What Were Lawmakers Reactions To The News … And How Could It All Impact Spending Talks?
As a reminder, members of Congress face two upcoming deadlines for FY 2024:
- On March 1, funding for four of the 12 annual spending bills expires. These are the Agriculture, Energy and Water, Military Construction and Veterans Affairs, and Transportation and Housing and Urban Development funding bills.
- On March 8, funding for the other eight pieces of legislation expires. These are the Commerce-Justice-Science; Defense; Financial Services and General Government; Homeland Security; Interior and the Environment; Labor, Education, and Health and Human Services; the Legislative Branch, and State and Foreign Operations bills.
Lawmakers are already mired in fights about border funding, emergency aid for Ukraine, Taiwan, and Israel, and tax policy. The CBO’s news about the country’s burgeoning federal debt and deficit problems is not likely to relieve pressure on spending negotiations.
In fact, that news may have caused some lawmakers to retreat further into their trenches.
Senate Budget Committee Ranking Member Charles Grassley (R-Iowa) said, “Congress ought to interpret CBO’s projections as a ‘call to action:’ the federal government must break from its irresponsible spending pattern. Otherwise, Americans will soon find themselves paying more to cover national debt and interest costs than to fund programs that matter.” Sen. Mitt Romney (R-Utah) agreed. He said, “The U.S. economy is becoming critically fragile as we continue to ignore our public debt crisis.

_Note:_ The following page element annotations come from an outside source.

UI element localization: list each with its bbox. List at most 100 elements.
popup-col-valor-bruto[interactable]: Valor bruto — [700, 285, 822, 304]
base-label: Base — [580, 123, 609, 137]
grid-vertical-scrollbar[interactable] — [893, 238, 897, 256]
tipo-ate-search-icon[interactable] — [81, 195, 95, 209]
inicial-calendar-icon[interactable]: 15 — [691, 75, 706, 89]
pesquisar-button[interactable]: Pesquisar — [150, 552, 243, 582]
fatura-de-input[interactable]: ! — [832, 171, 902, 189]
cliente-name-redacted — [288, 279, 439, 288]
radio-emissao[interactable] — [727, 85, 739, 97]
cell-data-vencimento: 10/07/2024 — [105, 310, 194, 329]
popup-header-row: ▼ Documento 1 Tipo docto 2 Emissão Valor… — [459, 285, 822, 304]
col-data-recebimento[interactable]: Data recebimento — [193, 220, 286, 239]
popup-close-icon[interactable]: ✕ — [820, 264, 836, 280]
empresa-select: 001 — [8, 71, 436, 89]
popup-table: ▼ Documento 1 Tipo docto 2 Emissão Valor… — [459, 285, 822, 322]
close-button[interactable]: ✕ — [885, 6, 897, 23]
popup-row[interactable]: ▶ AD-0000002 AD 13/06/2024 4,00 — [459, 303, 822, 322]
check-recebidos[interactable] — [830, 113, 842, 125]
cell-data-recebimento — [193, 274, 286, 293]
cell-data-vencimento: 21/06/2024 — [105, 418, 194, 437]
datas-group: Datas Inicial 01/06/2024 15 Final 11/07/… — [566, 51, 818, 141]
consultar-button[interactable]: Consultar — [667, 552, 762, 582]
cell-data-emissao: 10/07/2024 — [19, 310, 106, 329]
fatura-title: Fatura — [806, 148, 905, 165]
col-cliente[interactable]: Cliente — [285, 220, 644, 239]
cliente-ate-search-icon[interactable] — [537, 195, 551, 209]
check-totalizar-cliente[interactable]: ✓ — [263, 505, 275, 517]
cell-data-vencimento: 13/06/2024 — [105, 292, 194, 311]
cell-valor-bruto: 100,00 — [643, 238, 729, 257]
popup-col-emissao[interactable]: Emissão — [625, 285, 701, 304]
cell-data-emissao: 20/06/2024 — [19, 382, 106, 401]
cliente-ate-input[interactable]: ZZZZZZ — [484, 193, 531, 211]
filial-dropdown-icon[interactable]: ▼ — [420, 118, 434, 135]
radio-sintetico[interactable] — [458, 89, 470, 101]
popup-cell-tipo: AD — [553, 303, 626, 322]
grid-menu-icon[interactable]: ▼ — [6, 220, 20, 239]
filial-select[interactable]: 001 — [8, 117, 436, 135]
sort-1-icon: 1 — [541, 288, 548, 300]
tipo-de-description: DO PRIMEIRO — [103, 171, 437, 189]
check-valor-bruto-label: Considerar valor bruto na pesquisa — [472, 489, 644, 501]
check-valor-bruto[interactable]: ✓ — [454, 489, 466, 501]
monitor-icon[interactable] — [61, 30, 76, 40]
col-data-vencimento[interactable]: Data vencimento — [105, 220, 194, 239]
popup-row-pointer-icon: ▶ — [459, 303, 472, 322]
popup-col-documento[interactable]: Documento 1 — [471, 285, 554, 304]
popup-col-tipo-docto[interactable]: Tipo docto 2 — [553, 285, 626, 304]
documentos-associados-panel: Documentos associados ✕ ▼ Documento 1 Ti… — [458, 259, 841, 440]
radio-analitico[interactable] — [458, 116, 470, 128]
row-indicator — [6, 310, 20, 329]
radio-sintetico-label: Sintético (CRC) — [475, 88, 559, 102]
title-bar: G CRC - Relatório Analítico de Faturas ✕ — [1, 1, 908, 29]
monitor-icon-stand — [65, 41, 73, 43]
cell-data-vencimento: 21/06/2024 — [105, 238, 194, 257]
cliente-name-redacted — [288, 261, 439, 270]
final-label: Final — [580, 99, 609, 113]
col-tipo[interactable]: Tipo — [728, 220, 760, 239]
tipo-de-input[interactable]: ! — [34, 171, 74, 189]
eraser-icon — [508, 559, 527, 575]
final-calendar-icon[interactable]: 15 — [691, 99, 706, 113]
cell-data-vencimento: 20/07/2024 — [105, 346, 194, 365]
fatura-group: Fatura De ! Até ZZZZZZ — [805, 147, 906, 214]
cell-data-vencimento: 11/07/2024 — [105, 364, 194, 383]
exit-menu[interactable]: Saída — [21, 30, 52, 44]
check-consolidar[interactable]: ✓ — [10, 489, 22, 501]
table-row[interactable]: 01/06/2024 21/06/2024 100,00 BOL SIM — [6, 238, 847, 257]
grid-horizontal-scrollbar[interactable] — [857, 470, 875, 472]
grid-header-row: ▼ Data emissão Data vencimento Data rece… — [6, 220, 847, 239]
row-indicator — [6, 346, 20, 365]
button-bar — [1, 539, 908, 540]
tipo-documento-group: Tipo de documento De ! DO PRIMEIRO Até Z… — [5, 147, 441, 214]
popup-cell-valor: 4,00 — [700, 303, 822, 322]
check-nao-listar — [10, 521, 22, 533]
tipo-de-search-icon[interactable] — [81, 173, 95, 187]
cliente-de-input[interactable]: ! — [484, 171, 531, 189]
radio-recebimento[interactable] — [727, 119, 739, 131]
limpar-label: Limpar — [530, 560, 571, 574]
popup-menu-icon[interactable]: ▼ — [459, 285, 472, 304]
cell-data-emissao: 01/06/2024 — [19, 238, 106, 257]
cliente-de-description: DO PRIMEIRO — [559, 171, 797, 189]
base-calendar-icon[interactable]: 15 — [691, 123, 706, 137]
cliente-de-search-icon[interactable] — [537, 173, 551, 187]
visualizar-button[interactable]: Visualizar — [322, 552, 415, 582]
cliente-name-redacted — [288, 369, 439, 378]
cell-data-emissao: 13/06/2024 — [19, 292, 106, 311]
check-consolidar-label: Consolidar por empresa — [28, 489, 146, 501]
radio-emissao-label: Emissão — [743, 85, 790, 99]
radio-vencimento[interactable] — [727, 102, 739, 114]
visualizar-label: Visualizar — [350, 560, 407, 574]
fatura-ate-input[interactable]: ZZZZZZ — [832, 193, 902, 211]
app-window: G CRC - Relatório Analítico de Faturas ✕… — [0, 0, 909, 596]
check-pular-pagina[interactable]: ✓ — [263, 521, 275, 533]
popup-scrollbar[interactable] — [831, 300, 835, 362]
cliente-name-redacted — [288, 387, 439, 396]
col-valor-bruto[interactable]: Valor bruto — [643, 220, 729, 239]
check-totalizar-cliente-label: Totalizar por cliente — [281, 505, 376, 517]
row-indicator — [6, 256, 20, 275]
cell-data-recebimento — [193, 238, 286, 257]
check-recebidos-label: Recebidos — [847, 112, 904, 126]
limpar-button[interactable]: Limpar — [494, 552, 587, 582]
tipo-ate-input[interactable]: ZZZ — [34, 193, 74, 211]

Without action, we risk economic and geopolitical collapse.”
These two lawmakers traditionally have been relatively willing to negotiate with Democrats when it comes to spending matters.

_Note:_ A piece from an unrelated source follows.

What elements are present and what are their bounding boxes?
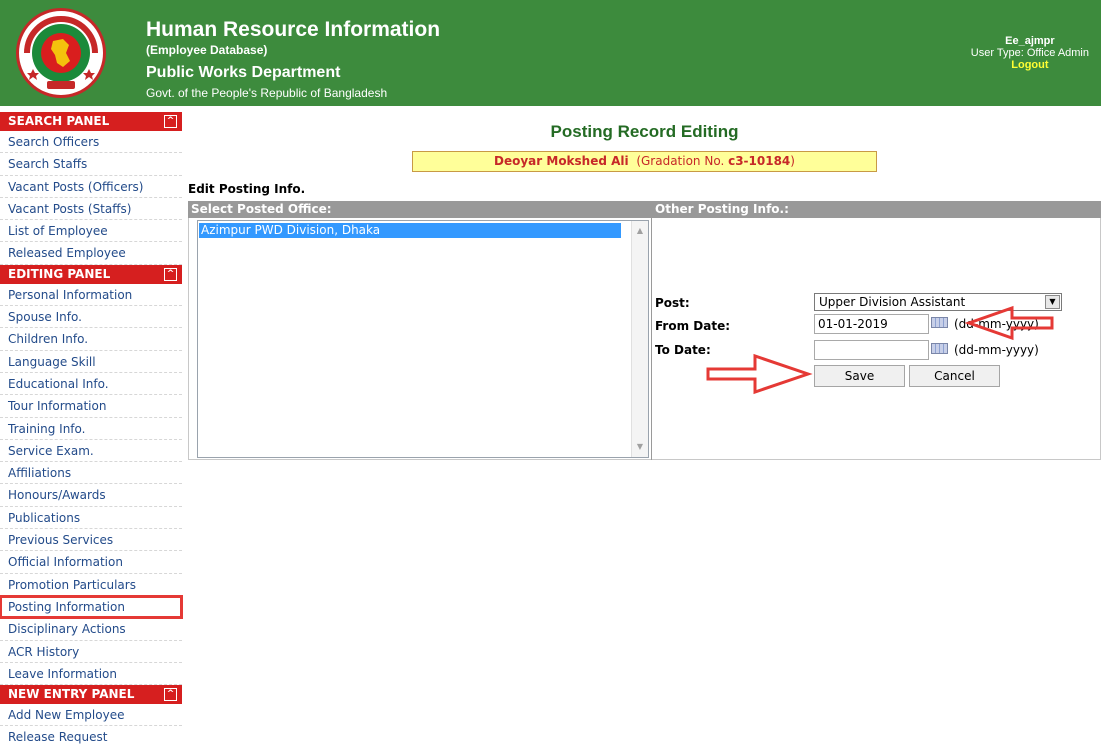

What about House Republicans, who have been fighting for months for deep spending cuts during negotiations over FY 2024 spending?
They were remarkably silent after the CBO issued its report last week — instead groups like the House Freedom Caucus were fully focused on border security and immigration negotiations — but there is little doubt the CBO’s report is weighing on behind the scenes negotiations.
As the left-leaning Center for American Progress explained last fall, Republicans would like to make at least $58 billion in cuts to nondefense programs beyond the reductions that were agreed to by the White House and former House Speaker Kevin McCarthy (R-Calif.) in the debt ceiling deal negotiated last summer. Overall, these cuts “would leave these programs at their lowest levels since at least 1962 — the oldest year for which there are reliable data — when measured as a percentage of gross domestic product (GDP).”
Additionally, just last month, House Speaker Mike Johnson (R-La.) tweeted, “The national debt is the greatest threat to America’s national security, and the current addiction to reckless spending cannot be sustained. Lawmakers from both sides of the aisle have a responsibility to reduce spending and finally put America on path towards fiscal sanity.”
As the U.S. government barrels toward two more fiscal policy deadlines in the coming three weeks, expect to hear a lot more rhetoric like those words from Speaker Johnson, along with demands to further cut spending.